Herdenimmunität – was bedeutet das überhaupt?
In der Theorie schützt eine Herdenimmunität auch ungeimpfte Menschen, weil dadurch Infektionsketten schneller abbrechen. Die dafür nötige Impfquote hängt von der Wirksamkeit der Impfstoffe ab sowie von der Reproduktionszahl des Virus beziehungsweise der hochansteckenden Mutanten.
Die Herdenimmunität bei Sars-CoV-2 könnte eintreten, sobald zwischen 80 und 90 Prozent der Gesamtbevölkerung, also mindestens 66,5 Millionen Deutsche, vollständig immun sind. Vor dem Auftreten neuer hochansteckender Varianten nahm die WHO eine Herdenimmunität ab einer Impfquote von etwa 60 bis 70 Prozent an.
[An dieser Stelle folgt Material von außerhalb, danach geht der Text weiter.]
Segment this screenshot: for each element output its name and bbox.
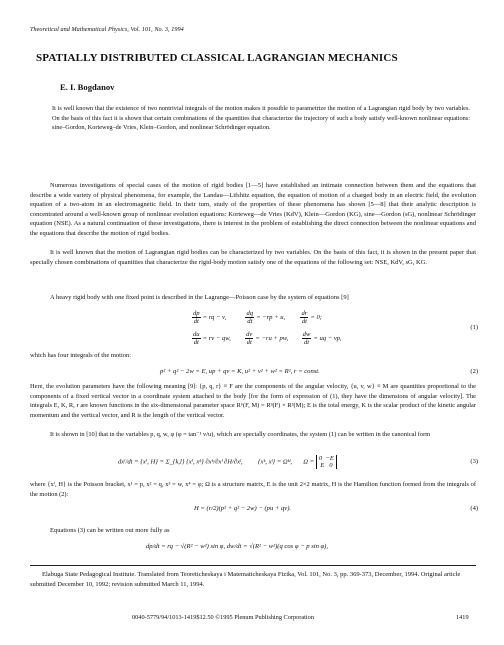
structure-matrix: 0 −E E 0: [316, 455, 337, 469]
parameters-paragraph: Here, the evolution parameters have the following meaning [9]: {p, q, r} ≡ F are the components of the angular velocity, {u, v, w} ≡ M are quantities proportional to the components of a fixed vertical vector in a coordinate system attached to the body [for the form of expression of (1), they have the dimensions of angular velocity]. The integrals E, K, R, r are known functions in the six-dimensional parameter space R⁶(F, M) = R³(F) × R³(M); E is the total energy, K is the scalar product of the kinetic angular momentum and the vertical vector, and R is the length of the vertical vector.: [30, 383, 476, 419]
intro-paragraph: Numerous investigations of special cases of the motion of rigid bodies [1—5] have established an intimate connection between them and the equations that describe a wide variety of physical phenomena, for example, the Landau—Lifshitz equation, the equation of motion of a charged body in an electric field, the evolution equation of a two-atom in an electromagnetic field. In their turn, study of the properties of these phenomena has shown [5—8] that their analytic description is concentrated around a well-known group of nonlinear evolution equations: Korteweg—de Vries (KdV), Klein—Gordon (KG), sine—Gordon (sG), nonlinear Schrödinger equation (NSE). As a natural continuation of these investigations, there is interest in the problem of establishing the direct connection between the nonlinear equations and the equations that describe the motion of rigid bodies.: [30, 182, 476, 237]
equation-1-row2: $\frac{du}{dt}$ = rv − qw, $\frac{dv}{dt}$ = −ru + pw, $\frac{dw}{dt}$ = uq − vp,: [193, 331, 342, 346]
equation-3: dxⁱ/dt = {xⁱ, H} = Σ_{k,l} {xⁱ, xᵏ} ∂xᵏ/∂xˡ ∂H/∂xˡ, {xᵏ, xˡ} = Ωᵏˡ, Ω = 0 −E E 0: [118, 455, 337, 469]
integrals-intro: which has four integrals of the motion:: [30, 352, 132, 359]
poisson-paragraph: where {xⁱ, H} is the Poisson bracket, x¹ = p, x² = q, x³ = w, x⁴ = φ; Ω is a structure matrix, E is the unit 2×2 matrix, H is the Hamilton function formed from the integrals of the motion (2):: [30, 481, 476, 498]
equation-1-number: (1): [470, 324, 478, 331]
canonical-form-paragraph: It is shown in [10] that in the variables p, q, w, φ (φ = tan⁻¹ v/u), which are specially coordinates, the system (1) can be written in the canonical form: [50, 431, 431, 438]
affiliation-footnote: Elabuga State Pedagogical Institute. Translated from Teoreticheskaya i Matematicheskaya Fizika, Vol. 101, No. 3, pp. 369-373, December, 1994. Original article submitted December 10, 1992; revision submitted March 11, 1994.: [30, 571, 461, 588]
second-paragraph: It is well known that the motion of Lagrangian rigid bodies can be characterized by two variables. On the basis of this fact, it is shown in the present paper that specially chosen combinations of quantities that characterize the rigid-body motion satisfy one of the equations of the following set: NSE, KdV, sG, KG.: [30, 249, 476, 266]
equation-5: dp/dt = rq − √(R² − w²) sin φ, dw/dt = √(R² − w²)(q cos φ − p sin φ),: [146, 543, 329, 550]
page-number: 1419: [456, 614, 469, 621]
equation-2: p² + q² − 2w = E, up + qv = K, u² + v² + w² = R², r = const.: [160, 368, 320, 375]
equation-3-number: (3): [470, 458, 478, 465]
fuller-form-intro: Equations (3) can be written out more fully as: [50, 527, 170, 534]
equation-4: H = (r/2)(p² + q² − 2w) − (pu + qv).: [194, 505, 292, 512]
abstract: It is well known that the existence of two nontrivial integrals of the motion makes it possible to parametrize the motion of a Lagrangian rigid body by two variables. On the basis of this fact it is shown that certain combinations of the quantities that characterize the trajectory of such a body satisfy well-known nonlinear equations: sine–Gordon, Korteweg–de Vries, Klein–Gordon, and nonlinear Schrödinger equation.: [52, 105, 470, 132]
paper-title: SPATIALLY DISTRIBUTED CLASSICAL LAGRANGIAN MECHANICS: [36, 52, 398, 64]
author-name: E. I. Bogdanov: [60, 82, 115, 92]
journal-header: Theoretical and Mathematical Physics, Vol. 101, No. 3, 1994: [30, 26, 184, 33]
footnote-rule: [30, 565, 476, 566]
equation-2-number: (2): [470, 368, 478, 375]
equation-1-row1: $\frac{dp}{dt}$ = rq − v, $\frac{dq}{dt}$ = −rp + u, $\frac{dr}{dt}$ = 0;: [193, 310, 322, 325]
third-paragraph: A heavy rigid body with one fixed point is described in the Lagrange—Poisson case by the system of equations [9]: [50, 294, 349, 301]
equation-4-number: (4): [470, 505, 478, 512]
copyright-line: 0040-5779/94/1013-1419$12.50 ©1995 Plenum Publishing Corporation: [132, 614, 314, 621]
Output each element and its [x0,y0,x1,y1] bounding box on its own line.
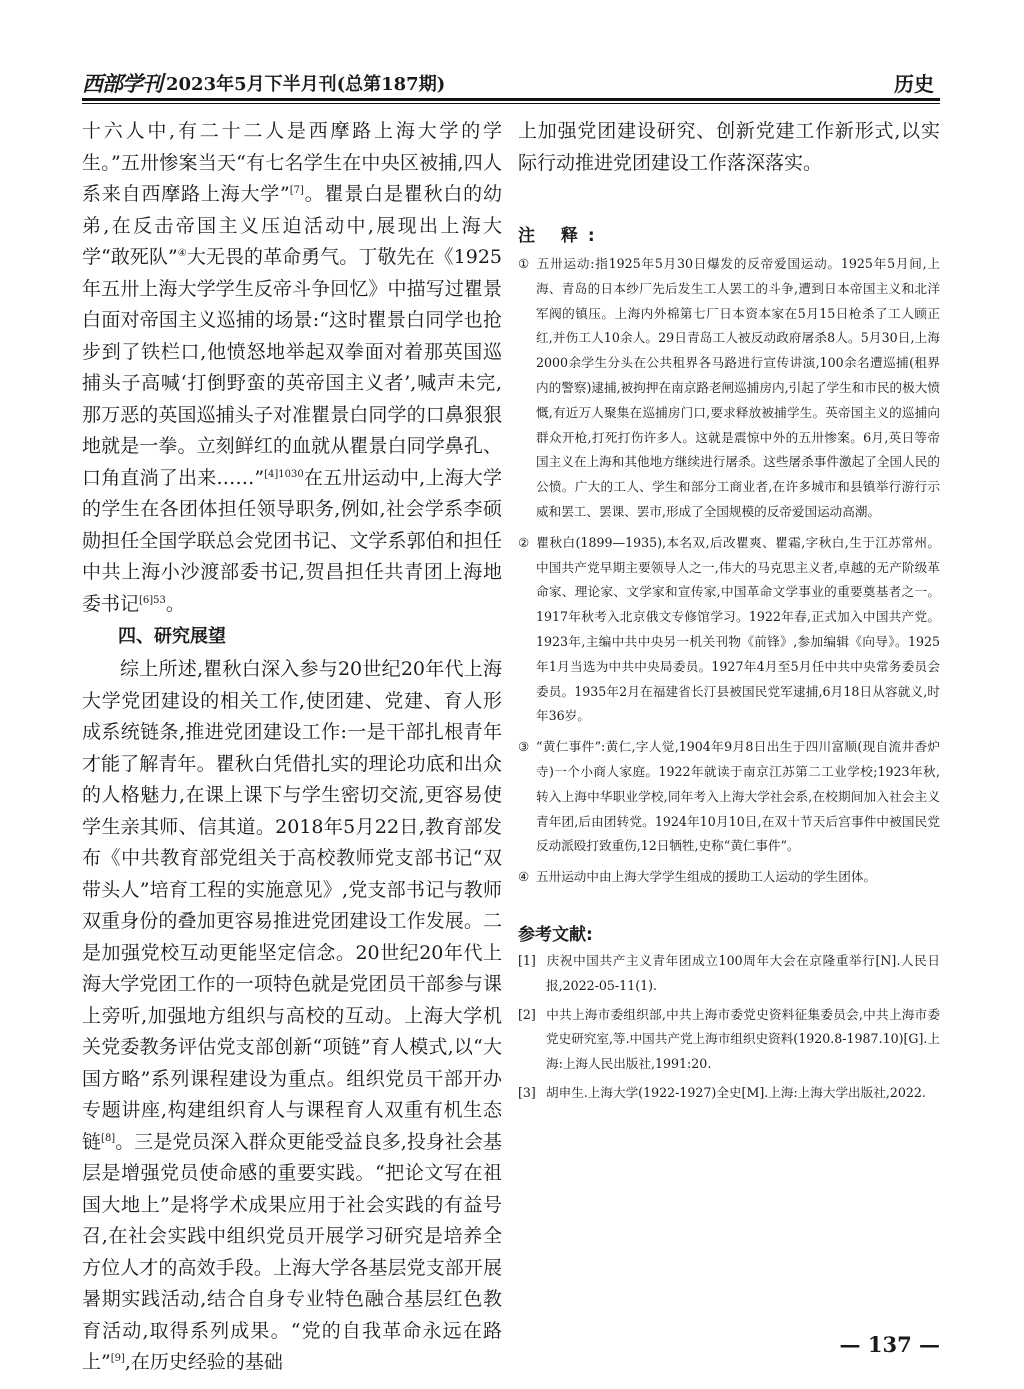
right-column [518,116,940,1106]
page-number: — 137 — [839,1332,940,1357]
citation: [7] [289,185,304,196]
notes-heading: 注 释: [518,226,605,246]
journal-logo: 西部学刊 [82,71,162,96]
citation: [8] [101,1132,116,1144]
left-column [82,116,502,1379]
references-heading: 参考文献: [518,924,593,945]
header-rule [82,98,940,101]
note-item: ① 五卅运动:指1925年5月30日爆发的反帝爱国运动。1925年5月间,上海、青岛的日本纱厂先后发生工人罢工的斗争,遭到日本帝国主义和北洋军阀的镇压。上海内外棉第七厂日本资本家在5月15日枪杀了工人顾正红,并伤工人10余人。29日青岛工人被反动政府屠杀8人。5月30日,上海2000余学生分头在公共租界各马路进行宣传讲演,100余名遭巡捕(租界内的警察)逮捕,被拘押在南京路老闸巡捕房内,引起了学生和市民的极大愤慨,有近万人聚集在巡捕房门口,要求释放被捕学生。英帝国主义的巡捕向群众开枪,打死打伤许多人。这就是震惊中外的五卅惨案。6月,英日等帝国主义在上海和其他地方继续进行屠杀。这些屠杀事件激起了全国人民的公愤。广大的工人、学生和部分工商业者,在许多城市和县镇举行游行示威和罢工、罢课、罢市,形成了全国规模的反帝爱国运动高潮。 [518,256,940,519]
section-label: 历史 [894,72,934,96]
reference-item: [2] 中共上海市委组织部,中共上海市委党史资料征集委员会,中共上海市委党史研究室,等.中国共产党上海市组织史资料(1920.8-1987.10)[G].上海:上海人民出版社,1991:20. [518,1006,940,1072]
note-ref: ④ [177,248,187,259]
running-header [82,62,940,96]
header-rule-thin [82,103,940,104]
citation: [9] [110,1353,125,1364]
body-paragraph: 十六人中,有二十二人是西摩路上海大学的学生。”五卅惨案当天“有七名学生在中央区被捕,四人系来自西摩路上海大学”[7]。瞿景白是瞿秋白的幼弟,在反击帝国主义压迫活动中,展现出上海大学“敢死队”④大无畏的革命勇气。丁敬先在《1925年五卅上海大学学生反帝斗争回忆》中描写过瞿景白面对帝国主义巡捕的场景:“这时瞿景白同学也抢步到了铁栏口,他愤怒地举起双拳面对着那英国巡捕头子高喊‘打倒野蛮的英帝国主义者’,喊声未完,那万恶的英国巡捕头子对准瞿景白同学的口鼻狠狠地就是一拳。立刻鲜红的血就从瞿景白同学鼻孔、口角直淌了出来……”$^{[4]1030}$在五卅运动中,上海大学的学生在各团体担任领导职务,例如,社会学系李硕勋担任全国学联总会党团书记、文学系郭伯和担任中共上海小沙渡部委书记,贺昌担任共青团上海地委书记$^{[6]53}$。 [82,120,503,615]
reference-item: [1] 庆祝中国共产主义青年团成立100周年大会在京隆重举行[N].人民日报,2022-05-11(1). [518,952,940,993]
note-item: ② 瞿秋白(1899—1935),本名双,后改瞿爽、瞿霜,字秋白,生于江苏常州。中国共产党早期主要领导人之一,伟大的马克思主义者,卓越的无产阶级革命家、理论家、文学家和宣传家,中国革命文学事业的重要奠基者之一。1917年秋考入北京俄文专修馆学习。1922年春,正式加入中国共产党。1923年,主编中共中央另一机关刊物《前锋》,参加编辑《向导》。1925年1月当选为中共中央局委员。1927年4月至5月任中共中央常务委员会委员。1935年2月在福建省长汀县被国民党军逮捕,6月18日从容就义,时年36岁。 [518,534,940,724]
note-item: ④ 五卅运动中由上海大学学生组成的援助工人运动的学生团体。 [518,869,877,885]
references-list [518,949,940,1106]
reference-item: [3] 胡申生.上海大学(1922-1927)全史[M].上海:上海大学出版社,2022. [518,1084,926,1100]
body-paragraph-continuation: 上加强党团建设研究、创新党建工作新形式,以实际行动推进党团建设工作落深落实。 [518,120,940,174]
notes-list [518,252,940,890]
citation: [6]53 [139,594,166,606]
body-paragraph: 综上所述,瞿秋白深入参与20世纪20年代上海大学党团建设的相关工作,使团建、党建、育人形成系统链条,推进党团建设工作:一是干部扎根青年才能了解青年。瞿秋白凭借扎实的理论功底和出众的人格魅力,在课上课下与学生密切交流,更容易使学生亲其师、信其道。2018年5月22日,教育部发布《中共教育部党组关于高校教师党支部书记“双带头人”培育工程的实施意见》,党支部书记与教师双重身份的叠加更容易推进党团建设工作发展。二是加强党校互动更能坚定信念。20世纪20年代上海大学党团工作的一项特色就是党团员干部参与课上旁听,加强地方组织与高校的互动。上海大学机关党委教务评估党支部创新“项链”育人模式,以“大国方略”系列课程建设为重点。组织党员干部开办专题讲座,构建组织育人与课程育人双重有机生态链[8]。三是党员深入群众更能受益良多,投身社会基层是增强党员使命感的重要实践。“把论文写在祖国大地上”是将学术成果应用于社会实践的有益号召,在社会实践中组织党员开展学习研究是培养全方位人才的高效手段。上海大学各基层党支部开展暑期实践活动,结合自身专业特色融合基层红色教育活动,取得系列成果。“党的自我革命永远在路上”[9],在历史经验的基础 [82,658,502,1373]
note-item: ③ “黄仁事件”:黄仁,字人觉,1904年9月8日出生于四川富顺(现自流井香炉寺)一个小商人家庭。1922年就读于南京江苏第二工业学校;1923年秋,转入上海中华职业学校,同年考入上海大学社会系,在校期间加入社会主义青年团,后由团转党。1924年10月10日,在双十节天后宫事件中被国民党反动派殴打致重伤,12日牺牲,史称“黄仁事件”。 [518,739,940,854]
section-heading: 四、研究展望 [118,626,226,647]
citation: [4]1030 [264,468,304,480]
issue-info: 2023年5月下半月刊(总第187期) [166,74,446,95]
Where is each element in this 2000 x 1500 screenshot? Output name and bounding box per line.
In der Gruppe der über 18-Jährigen sind bereits mehr als 85 Prozent mindestens einmal geimpft. Von den übrigen Erwachsenen ist allerdings nur eine Minderheit bereit, sich impfen zu lassen. Das zeigt eine regelmässig vom RKI durchgeführte Umfrage zur Impfbereitschaft.
12 Prozent der Ungeimpften wollen sich «auf jeden Fall» impfen lassen
Antworten von ungeimpften Erwachsenen auf die Frage: «Wollen Sie sich gegen das Coronavirus impfen lassen?», in Prozent
Hinzu kommt, dass die bisher verfügbaren Impfstoffe zwar gut gegen einen schweren Krankheitsverlauf schützen, aber schlechter gegen eine Ansteckung. Gegen Sars-CoV-2 geimpfte Menschen haben – anders als etwa beim Masernimpfstoff – keine «sterile Immunität», können also andere weiterhin anstecken.